NOVEMBER 7, 2022
Terra firma were the words sloshing around my sleep-deprived brain as I stepped onto the waiting vaporetto. It was a prayer and an invocation. For the better part of 12 hours I had been squeezed into a narrow seat aboard a Boeing 777, my economy class ticket affording me little more than a right of passage. Reason dictated it must have been my muscles—human, fallible—that were weakened. While my body, which moved to its own logic, insisted it was what lay beneath my feet that needed steadying. A bright, full moon shone in the night sky; the waters of the lagoon were inky black. Our boat gave a gentle wobble every time it took in another passenger.
Then a sudden jerk. The motor sputtered into action, and we floated away from the dock. Faint lights glittered in the far distances. But it was darkness that grew as the boat drove on. The map in my hand told me we would pass the island of Murano, then approach Venice from the Cannaregio, the sestieri, or district, of the Venetian ghetto, dense residential housing and vèneto, the regional dialect.
Refreshed by the wind and cool water mist, I wondered if my earlier wish for firm ground was a false hope. If it wouldn’t be better to stay adrift forever in this cold, ancient water, held steady by the promise of Venice. Desire could be its own reward.
On the plane I had reread American poet Henri Cole’s memoir Orphic Paris. Its epigraph, a quote from Paul Valéry, stayed in my mind: “A man alone is in bad company.” I wanted to rewrite it to say, “A mother alone is very, very happy.” Because here I was, suspended between me twelve hours ago, a mother happily at home with her children, and me half an hour from now, a woman happily away from her children. I was a mother alone and doubly happy.

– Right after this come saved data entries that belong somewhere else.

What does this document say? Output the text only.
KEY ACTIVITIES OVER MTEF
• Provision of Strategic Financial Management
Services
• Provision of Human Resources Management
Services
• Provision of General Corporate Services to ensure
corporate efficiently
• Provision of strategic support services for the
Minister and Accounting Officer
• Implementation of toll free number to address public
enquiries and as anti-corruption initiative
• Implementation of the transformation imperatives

The driver kept us on course, gratias Deo, and soon we were coasting down the Grand Canal. One by one, the opulent palazzos came into view. Built by Venice’s first families to showcase their vast wealth, many have since been converted into public institutions. Like eager ghosts, memories from my previous visits flooded my brain: lackluster video works at the Prada Foundation, housed in Ca’ Corner della Regina; masterpieces of Flemish painting by Jan Van Eyck at Galleria Giorgio Franchetti alla Ca’ d’Oro; Damien Hirst playing his preferred role of l’enfant terrible of contemporary art by conjuring imaginary shipwrecked treasures belonging to a fictional freed slave, Aulus Calidius Amotan, at Palazzo Grassi and Punta della Dogana, the twin sites of the Pinault Collection; and the gate by Claire Falkenstein to the Peggy Guggenheim Collection, jewel-like pieces of glass encased in intricate ironwork, firmly shut in my face on a rainy Tuesday morning. Venice was the prototypical playground of the ultra-rich, but it opened its splendors to plebes, on the right day.

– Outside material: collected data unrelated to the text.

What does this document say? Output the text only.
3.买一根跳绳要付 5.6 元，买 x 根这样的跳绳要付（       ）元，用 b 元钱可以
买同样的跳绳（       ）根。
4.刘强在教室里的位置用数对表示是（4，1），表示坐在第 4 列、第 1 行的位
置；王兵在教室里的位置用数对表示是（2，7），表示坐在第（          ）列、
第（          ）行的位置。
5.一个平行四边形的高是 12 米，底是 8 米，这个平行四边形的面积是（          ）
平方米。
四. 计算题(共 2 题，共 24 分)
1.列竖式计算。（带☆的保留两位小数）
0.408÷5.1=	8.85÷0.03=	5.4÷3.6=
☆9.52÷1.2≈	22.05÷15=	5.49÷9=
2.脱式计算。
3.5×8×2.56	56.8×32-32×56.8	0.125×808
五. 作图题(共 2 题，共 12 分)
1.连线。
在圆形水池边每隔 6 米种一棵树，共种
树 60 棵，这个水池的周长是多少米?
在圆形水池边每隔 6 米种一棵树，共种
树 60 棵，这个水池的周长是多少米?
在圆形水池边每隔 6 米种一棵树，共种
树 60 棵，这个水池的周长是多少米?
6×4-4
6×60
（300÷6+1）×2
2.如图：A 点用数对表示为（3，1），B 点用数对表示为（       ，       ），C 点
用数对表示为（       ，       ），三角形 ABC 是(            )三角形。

The purpose of my trip shifted back into view. I wasn’t just here to be alone. I also had an identity as “writer.” I was in Venice to attend the Biennale Arte, the latest of the international exhibitions that sometimes succeeded at summarizing and anticipating the directions of contemporary art. The title of this year’s exhibition was The Milk of Dreams. It was drawn from a book by the British-Mexican surrealist painter and novelist Leonora Carrington, who made up fantastical stories to entertain and educate her children. Carrington, another woman of multiple identities: surrealist, painter, novelist, mother, immigrant.
I heard the driver call out my stop. I searched in my bag for the written directions to my hotel. I was ready to go back ashore, to test again the firmness of my footing. There would be so much to see in the morning, and the days after.